Aberystwyth’s Vale of Rheidol Railway has welcomed the NG G13 Beyer Garratt locomotive No. 60 ‘Drakensberg’ after a long journey from Switzerland.
The locomotive’s arrival this week signalled the completion of three years of careful negotiations and an 800-mile journey. The move began on July 12 with a police escort through the centre of Basel, continuing through Germany overnight, arriving at Antwerp on Friday, ready to board a ferry.
The locomotive arrived in Hull at 7am on Saturday before continuing to Birmingham and then onto the Vale of Rheidol arriving on Monday.

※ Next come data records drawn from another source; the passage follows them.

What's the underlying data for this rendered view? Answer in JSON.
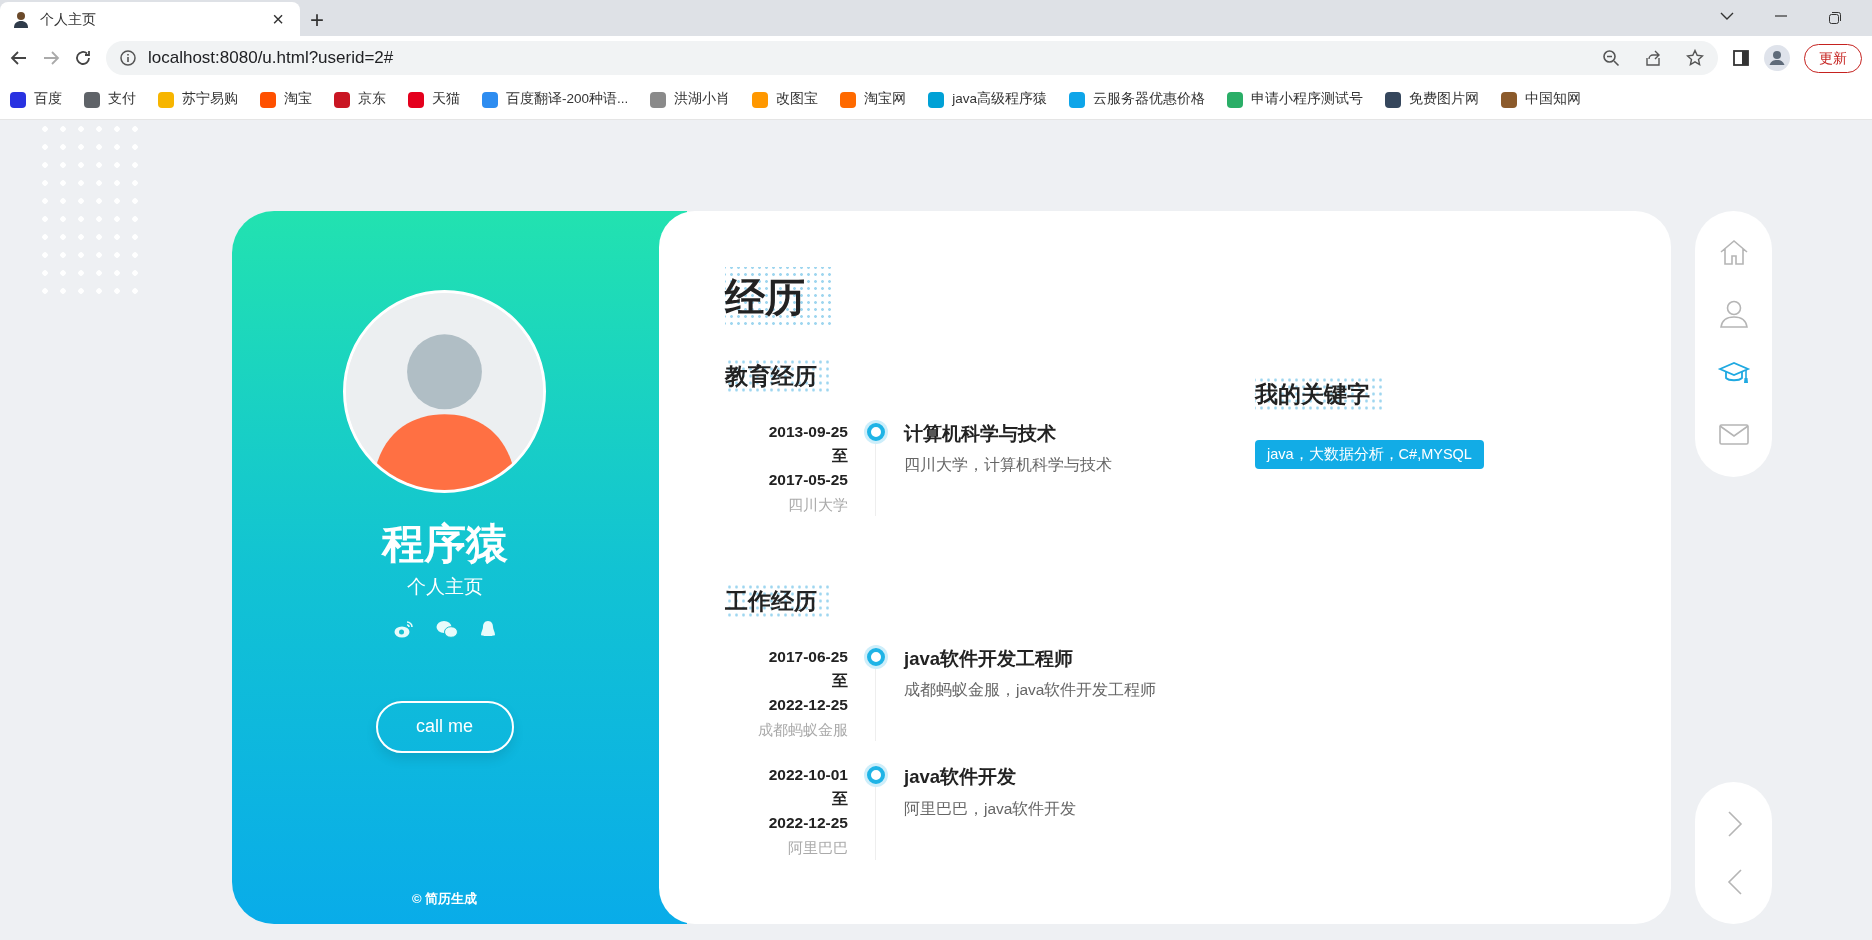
{
  "browser": {
    "tab_title": "个人主页",
    "new_tab": "+",
    "close": "×",
    "url": "localhost:8080/u.html?userid=2#",
    "update_button": "更新",
    "bookmarks": [
      {
        "label": "百度",
        "color": "#2932e1"
      },
      {
        "label": "支付",
        "color": "#5f6368"
      },
      {
        "label": "苏宁易购",
        "color": "#f7b500"
      },
      {
        "label": "淘宝",
        "color": "#ff5000"
      },
      {
        "label": "京东",
        "color": "#c91623"
      },
      {
        "label": "天猫",
        "color": "#e4001d"
      },
      {
        "label": "百度翻译-200种语...",
        "color": "#2d8cf0"
      },
      {
        "label": "洪湖小肖",
        "color": "#8a8a8a"
      },
      {
        "label": "改图宝",
        "color": "#ff9800"
      },
      {
        "label": "淘宝网",
        "color": "#ff6a00"
      },
      {
        "label": "java高级程序猿",
        "color": "#00a1d6"
      },
      {
        "label": "云服务器优惠价格",
        "color": "#0ea5e9"
      },
      {
        "label": "申请小程序测试号",
        "color": "#2aae67"
      },
      {
        "label": "免费图片网",
        "color": "#35465c"
      },
      {
        "label": "中国知网",
        "color": "#8b5a2b"
      }
    ]
  },
  "profile": {
    "name": "程序猿",
    "subtitle": "个人主页",
    "button": "call me",
    "footer": "© 简历生成"
  },
  "resume": {
    "title": "经历",
    "sections": [
      {
        "title": "教育经历",
        "entries": [
          {
            "start": "2013-09-25",
            "separator": "至",
            "end": "2017-05-25",
            "org": "四川大学",
            "title": "计算机科学与技术",
            "description": "四川大学，计算机科学与技术"
          }
        ]
      },
      {
        "title": "工作经历",
        "entries": [
          {
            "start": "2017-06-25",
            "separator": "至",
            "end": "2022-12-25",
            "org": "成都蚂蚁金服",
            "title": "java软件开发工程师",
            "description": "成都蚂蚁金服，java软件开发工程师"
          },
          {
            "start": "2022-10-01",
            "separator": "至",
            "end": "2022-12-25",
            "org": "阿里巴巴",
            "title": "java软件开发",
            "description": "阿里巴巴，java软件开发"
          }
        ]
      }
    ],
    "keywords": {
      "title": "我的关键字",
      "tags": [
        "java，大数据分析，C#,MYSQL"
      ]
    }
  },
  "nav": [
    {
      "kind": "home",
      "selected": false
    },
    {
      "kind": "user",
      "selected": false
    },
    {
      "kind": "education",
      "selected": true
    },
    {
      "kind": "mail",
      "selected": false
    }
  ],
  "pager": [
    {
      "kind": "next"
    },
    {
      "kind": "prev"
    }
  ]
}
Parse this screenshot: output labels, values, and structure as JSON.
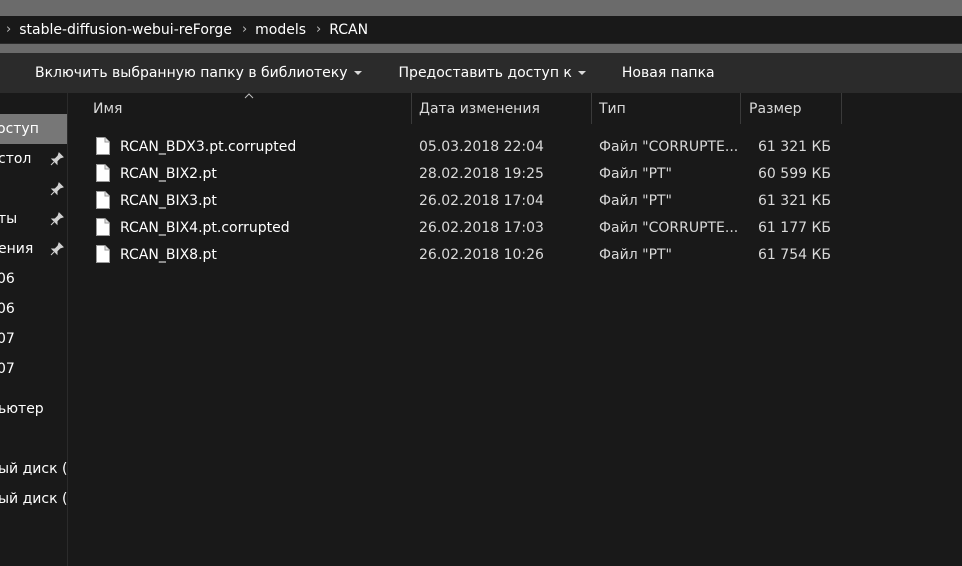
{
  "breadcrumb": [
    "stable-diffusion-webui-reForge",
    "models",
    "RCAN"
  ],
  "toolbar": {
    "include_library": "Включить выбранную папку в библиотеку",
    "share": "Предоставить доступ к",
    "new_folder": "Новая папка"
  },
  "nav": [
    {
      "label": "оступ",
      "selected": true
    },
    {
      "label": "стол",
      "pinned": true
    },
    {
      "label": "",
      "pinned": true
    },
    {
      "label": "ты",
      "pinned": true
    },
    {
      "label": "ения",
      "pinned": true
    },
    {
      "label": "06"
    },
    {
      "label": "06"
    },
    {
      "label": "07"
    },
    {
      "label": "07"
    },
    {
      "label": "ьютер"
    },
    {
      "label": "ый диск (C"
    },
    {
      "label": "ый диск (D"
    }
  ],
  "columns": {
    "name": "Имя",
    "date": "Дата изменения",
    "type": "Тип",
    "size": "Размер"
  },
  "files": [
    {
      "name": "RCAN_BDX3.pt.corrupted",
      "date": "05.03.2018 22:04",
      "type": "Файл \"CORRUPTE...",
      "size": "61 321 КБ"
    },
    {
      "name": "RCAN_BIX2.pt",
      "date": "28.02.2018 19:25",
      "type": "Файл \"PT\"",
      "size": "60 599 КБ"
    },
    {
      "name": "RCAN_BIX3.pt",
      "date": "26.02.2018 17:04",
      "type": "Файл \"PT\"",
      "size": "61 321 КБ"
    },
    {
      "name": "RCAN_BIX4.pt.corrupted",
      "date": "26.02.2018 17:03",
      "type": "Файл \"CORRUPTE...",
      "size": "61 177 КБ"
    },
    {
      "name": "RCAN_BIX8.pt",
      "date": "26.02.2018 10:26",
      "type": "Файл \"PT\"",
      "size": "61 754 КБ"
    }
  ],
  "colors": {
    "background": "#191919",
    "toolbar": "#2b2b2b",
    "selected": "#777777",
    "strip": "#6b6b6b"
  }
}
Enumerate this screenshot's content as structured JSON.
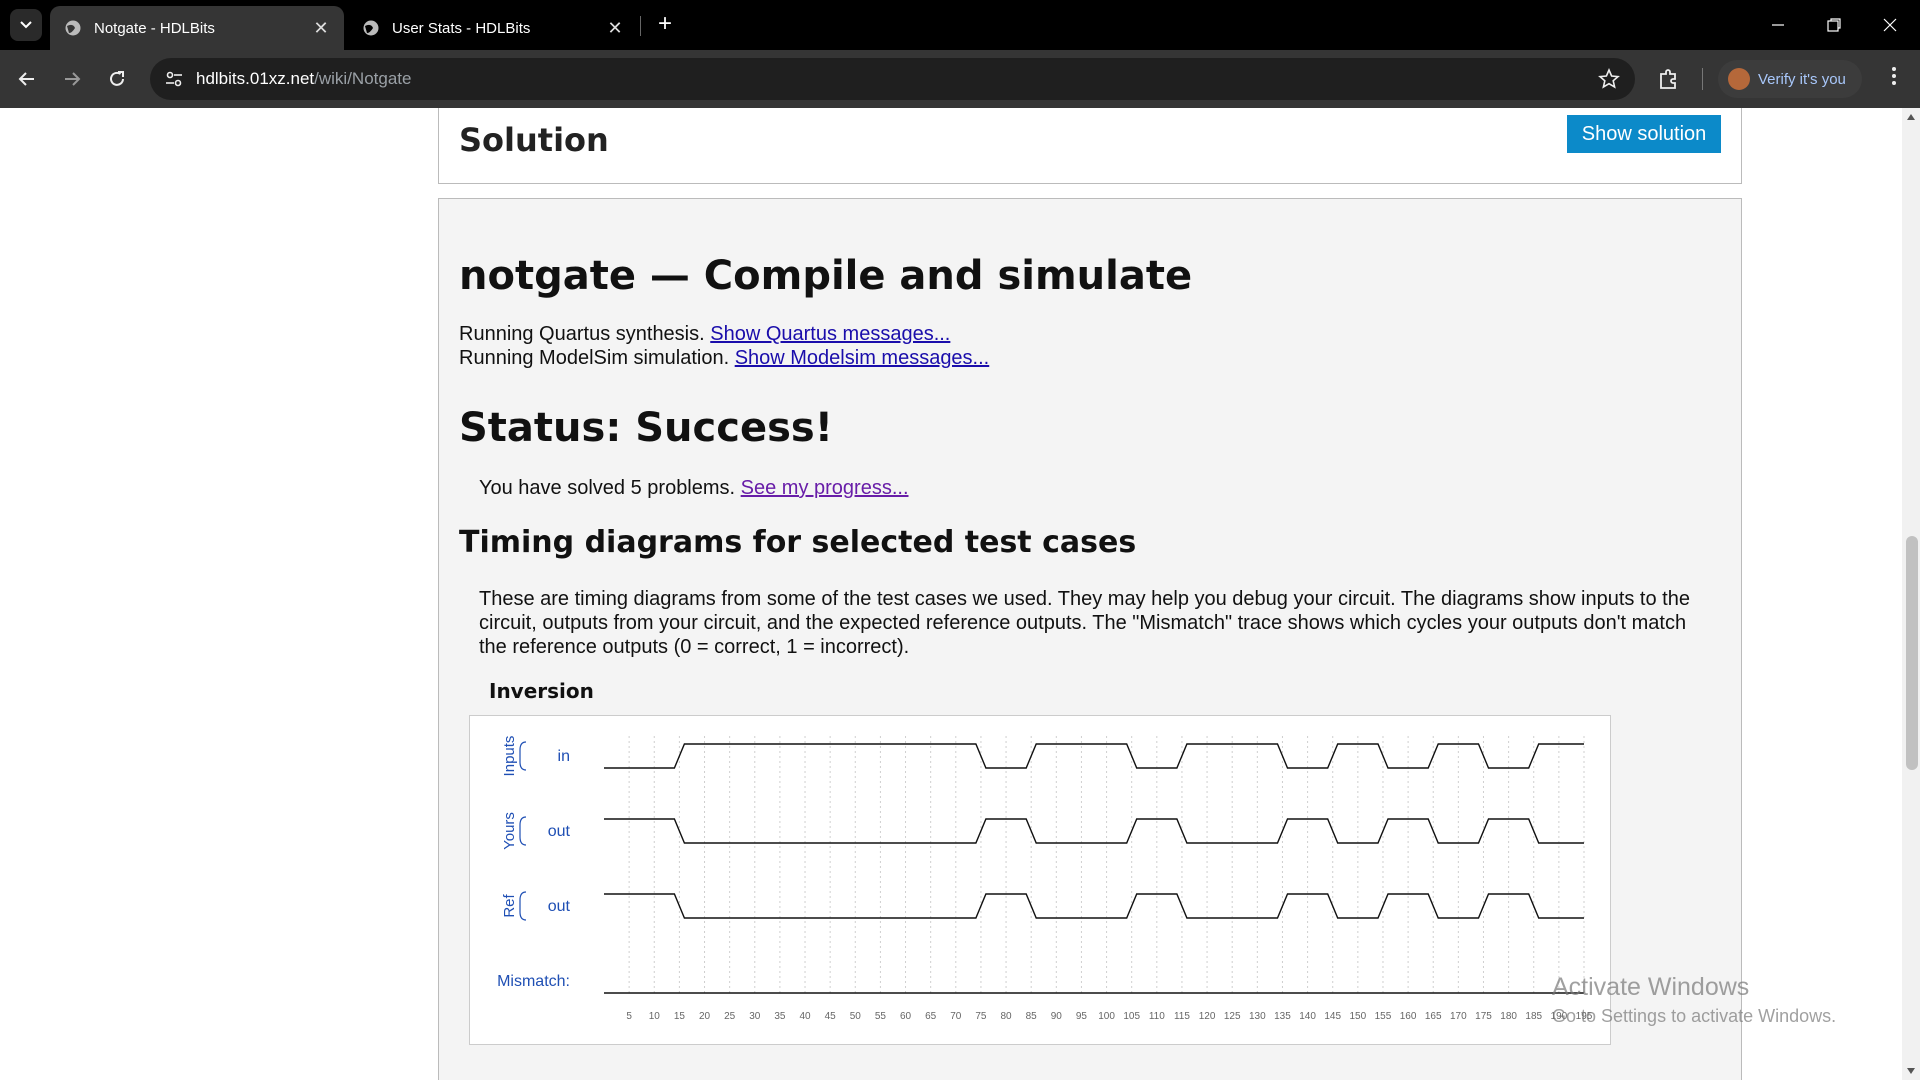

The privately owned locomotive has been loaned long-term to the railway. After some restoration work, No 60 will be available to bolster the operational fleet at the Vale of Rheidol Railway if required, offering extended service periods for the current locomotives.
No 60 will not be replacing the iconic Rheidol tanks, but just spreading the load on the existing fleet. Many readers will be aware that the Vale of Rheidol has an extensive museum collection comprising a variety of steam locomotives from all over the world. It is most likely No 60 will operate some heavy summer trains and special charter trains.
Keep an eye on the Vale of Rheidol web page www.rheidolrailway.co.uk or check out the railway’s Facebook page for updates and news on the restoration progress. The first chance to see the locomotive on display will be at the railway’s Roaring 1920s and ‘30s weekend on September 14 and 15.
Llŷr ap Iolo, the railway’s general manager, said: “We are looking forward to having another locomotive join our fleet, as it will offer more flexibility and back up in our operation and something different for those who are interested.
“It has been a long time in the making and our work begins over the next 12 to 18 months preparing her to work the VoR with a 10-year ticket on the boiler. We are very grateful to the owner for allowing the VoR to have a long-term loan of the locomotive on the railway.”
Robert Gambrill, the railway’s chief executive, thanked Schinzacher Baumschulbahn, haulage contractors Allelys and the railway’s staff for their hard work to welcome No 60 to the UK.
“We are now all looking forward to seeing her climb the 1 in 40 to Devils Bridge, enabling everyone to enjoy the spectacular views from our railway, offering yet another excuse to come and see us if one was needed,” he added.
Opened in 1902, the railway is a masterpiece of engineering and has been delighting passengers for generations. Although the line no longer carries lead ore from the mines, it has been carrying tourists to the beauty spot of Devil’s Bridge for more than 100 years.
The journey starts in Aberystwyth and runs for 12 miles to Devil’s Bridge, home of the famous Mynach Falls, passing through some of Wales’ most spectacular scenery.